В эту минуту чертовка была сражена наповал – в ее ледяном, равнодушном ко всему окружающему миру сердце вдруг вспыхнуло... Нет, это была даже, пожалуй, не любовь, а неудержимое желание отдать себя всю с потрохами этому белозубому, интересному (как ей показалось) мужчине – прямо здесь и сейчас. Такой ловелас, как Гаврилов, не мог не прореагировать на это – страстное вожделение глуповатой особы он почувствовал кожей и, вскочив со стула, кинулся к ней.
– Куда? Куда вы меня тащите? – вопрошала она, влекомая красиво изъясняющимся мужчиной вдоль длинного коридора с облезлыми, исписанными всякой непотребщиной стенами.
– Ща увидишь! Так как тебя зовут-то? – в который раз спросил Гаврилов.
– Галя Калерина. А вас?
– Галюнчик, стало быть. А меня Вовульчик!
– А фамилия? Как ваша фамилия? Я вам свою сказала, а вы мне нет! – недоуменно молвила Галина. Вообще голос у нее был (как, впрочем, и внешность) необычный – исходил словно откуда-то или из желудка, или из самих кишок. К тому же по причине неправильного прикуса Калерина едва заметно картавила, стирая звуки «з» и «с», как ластик тонкую карандашевую запись в толстом блокноте.
– Гаврилов моя фамилия! Гаврилов! – не без гордости выкрикнул он, задыхаясь.
– Куда вы меня тащите, товарищ Гаврилов? – решила еще раз уточнить Калерина – просто ради приличия, на самом деле ей было совершенно наплевать, куда волочет ее белозубый мужчина с выпученными, как у китайского пекинеса, глазами. Главное, чтоб тащил, а куда – не имеет никакого значения.
– Пшел вон! Змий поганый! – гаркнул Владимир Иванович на безумного мужчину скромного телосложения, который вечно, вместо того чтобы ходить с ними в отхожее место, доставал с широкого подоконника разрезанные квадратики газеты, которую в клинике использовали вместо туалетной бумаги, и складывал из них неприличные слова на полу.
– Ой! Мы в мужском туалете! – Калерина, кажется, обрадовалась этому факту.
– Иди, иди, малахольный, я сам подберу! – И Гаврилов, вышвырнув сквернослова и прикрыв за ним дверь, набросился, сжигаемый желанием и похотью, на Галюнчика. Та, в свою очередь, с охотой и дикой даже какой-то жаждой откликнулась на его желание.

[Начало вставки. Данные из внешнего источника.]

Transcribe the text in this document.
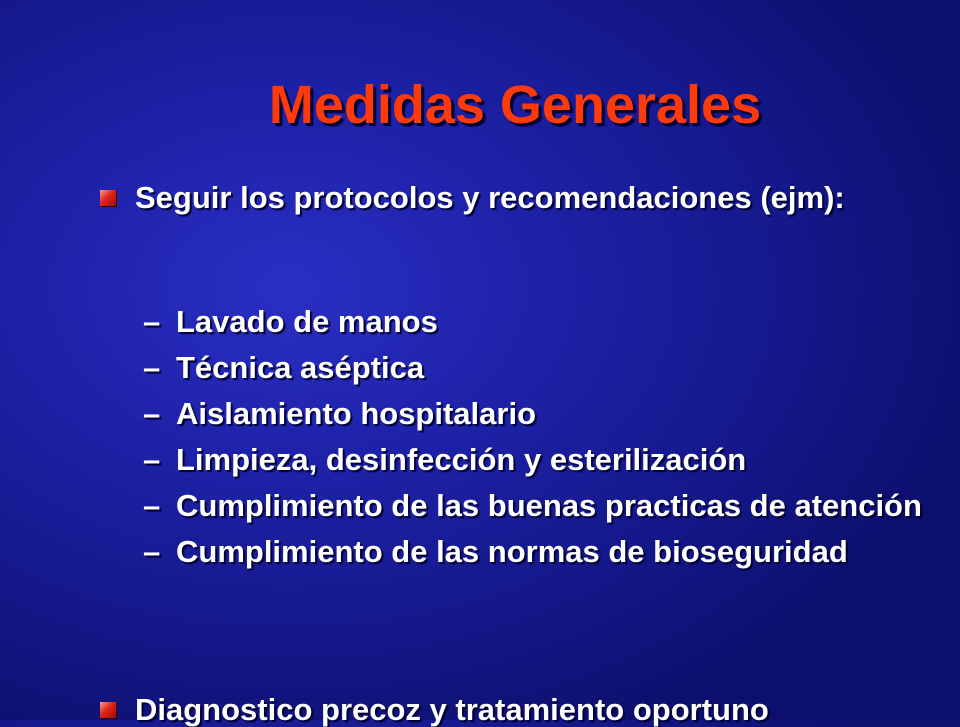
Medidas Generales
Seguir los protocolos y recomendaciones (ejm):
– Lavado de manos
– Técnica aséptica
– Aislamiento hospitalario
– Limpieza, desinfección y esterilización
– Cumplimiento de las buenas practicas de atención
– Cumplimiento de las normas de bioseguridad
Diagnostico precoz y tratamiento oportuno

Бывают романы «служебные», «жестокие», «тюремные», «военно-полевые». Владимир Иванович же умудрился закрутить роман клинический, который протекал в психушке № 49 на протяжении сорока одного дня, вернее будет, наверное, сказать, не протекал, а стремительно несся, подобно реке с безудержным течением, минуя огромные валуны в лице медперсонала больницы.
Приостановился этот сумасшедший клинический роман двух одиноких сердец лишь в то утро, которое явилось своеобразной береговой излучиной в развитии отношений Калериной и Гаврилова, когда последнего выписали.
* * *
Далее события разворачивались следующим образом.Зинаида Матвеевна с нетерпением ждала бывшего мужа из больницы, дабы вновь ощутить то неземное блаженство, которое она, как назло, почувствовала при близости с Гавриловым только после развода. Если б Зинаида знала, что такое возможно, она никогда в жизни бы не развелась с ним, стоически перенося всех побочных женщин Владимира Ивановича, его скверный, взбалмошный характер, скандалы и периодические пьянки.

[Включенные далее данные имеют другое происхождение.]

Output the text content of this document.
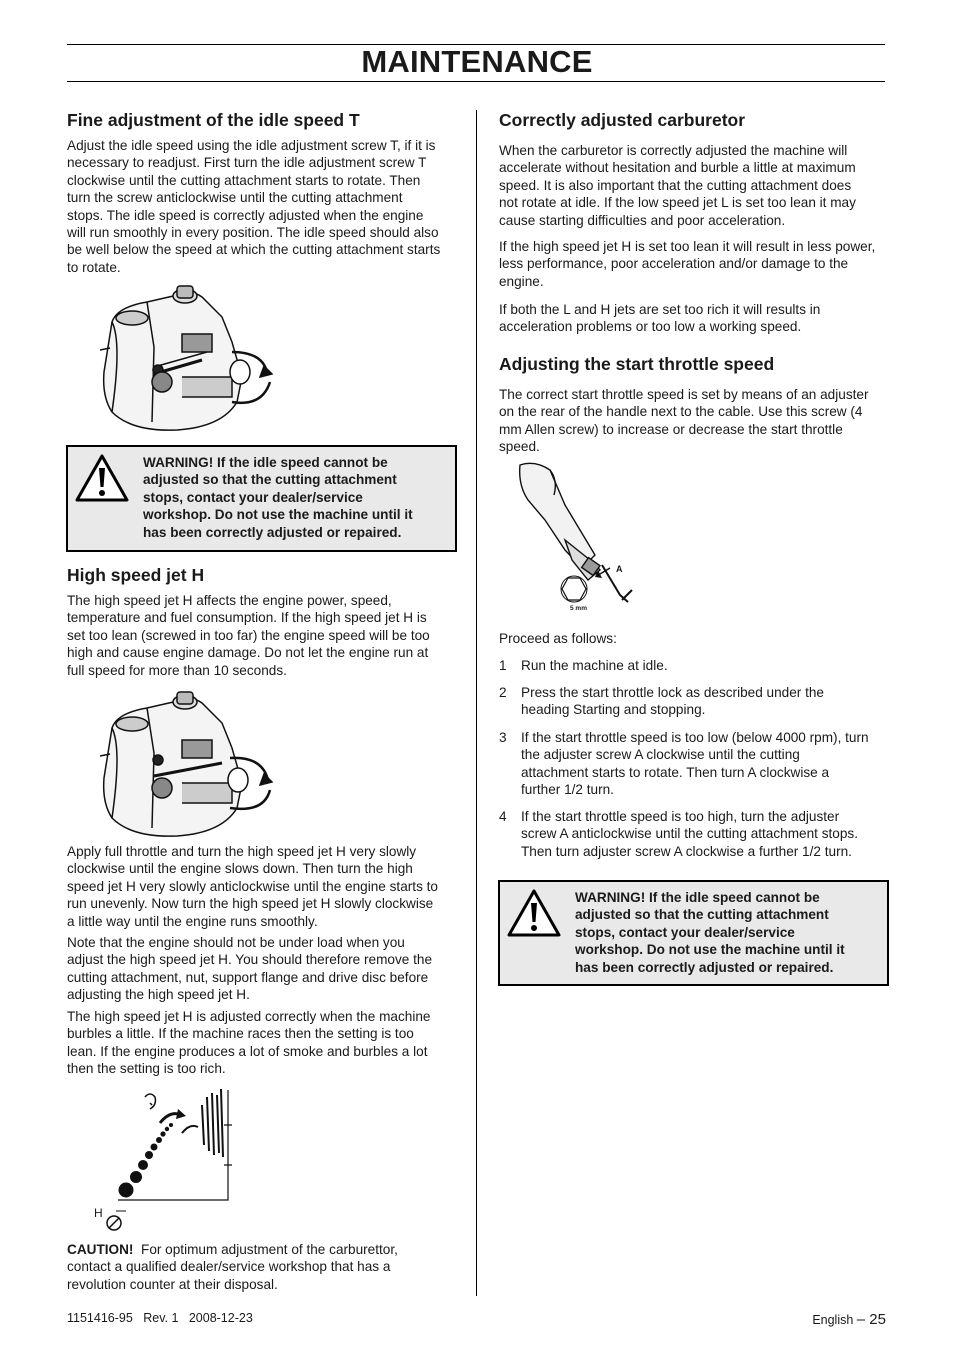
MAINTENANCE
Fine adjustment of the idle speed T
Adjust the idle speed using the idle adjustment screw T, if it is
necessary to readjust. First turn the idle adjustment screw T
clockwise until the cutting attachment starts to rotate. Then
turn the screw anticlockwise until the cutting attachment
stops. The idle speed is correctly adjusted when the engine
will run smoothly in every position. The idle speed should also
be well below the speed at which the cutting attachment starts
to rotate.
WARNING! If the idle speed cannot be
adjusted so that the cutting attachment
stops, contact your dealer/service
workshop. Do not use the machine until it
has been correctly adjusted or repaired.
High speed jet H
The high speed jet H affects the engine power, speed,
temperature and fuel consumption. If the high speed jet H is
set too lean (screwed in too far) the engine speed will be too
high and cause engine damage. Do not let the engine run at
full speed for more than 10 seconds.
Apply full throttle and turn the high speed jet H very slowly
clockwise until the engine slows down. Then turn the high
speed jet H very slowly anticlockwise until the engine starts to
run unevenly. Now turn the high speed jet H slowly clockwise
a little way until the engine runs smoothly.
Note that the engine should not be under load when you
adjust the high speed jet H. You should therefore remove the
cutting attachment, nut, support flange and drive disc before
adjusting the high speed jet H.
The high speed jet H is adjusted correctly when the machine
burbles a little. If the machine races then the setting is too
lean. If the engine produces a lot of smoke and burbles a lot
then the setting is too rich.
H
CAUTION! For optimum adjustment of the carburettor,
contact a qualified dealer/service workshop that has a
revolution counter at their disposal.
Correctly adjusted carburetor
When the carburetor is correctly adjusted the machine will
accelerate without hesitation and burble a little at maximum
speed. It is also important that the cutting attachment does
not rotate at idle. If the low speed jet L is set too lean it may
cause starting difficulties and poor acceleration.
If the high speed jet H is set too lean it will result in less power,
less performance, poor acceleration and/or damage to the
engine.
If both the L and H jets are set too rich it will results in
acceleration problems or too low a working speed.
Adjusting the start throttle speed
The correct start throttle speed is set by means of an adjuster
on the rear of the handle next to the cable. Use this screw (4
mm Allen screw) to increase or decrease the start throttle
speed.
A
5 mm
Proceed as follows:
1	Run the machine at idle.
2	Press the start throttle lock as described under the
heading Starting and stopping.
3	If the start throttle speed is too low (below 4000 rpm), turn
the adjuster screw A clockwise until the cutting
attachment starts to rotate. Then turn A clockwise a
further 1/2 turn.
4	If the start throttle speed is too high, turn the adjuster
screw A anticlockwise until the cutting attachment stops.
Then turn adjuster screw A clockwise a further 1/2 turn.
WARNING! If the idle speed cannot be
adjusted so that the cutting attachment
stops, contact your dealer/service
workshop. Do not use the machine until it
has been correctly adjusted or repaired.
1151416-95   Rev. 1   2008-12-23	English – 25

Чего еще ждала Зинаида Матвеевна? Ну, конечно же, внука или внучку – в конце февраля дочь должна была разрешиться от бремени.
Еще Зинаида Матвеевна со страхом и трепетом ожидала следующего сентября, потому как именно в этом первом осеннем месяце ей стукнет пятьдесят пять лет, что означает лишь одно: конец ее бухгалтерской деятельности в качестве кассира часового завода.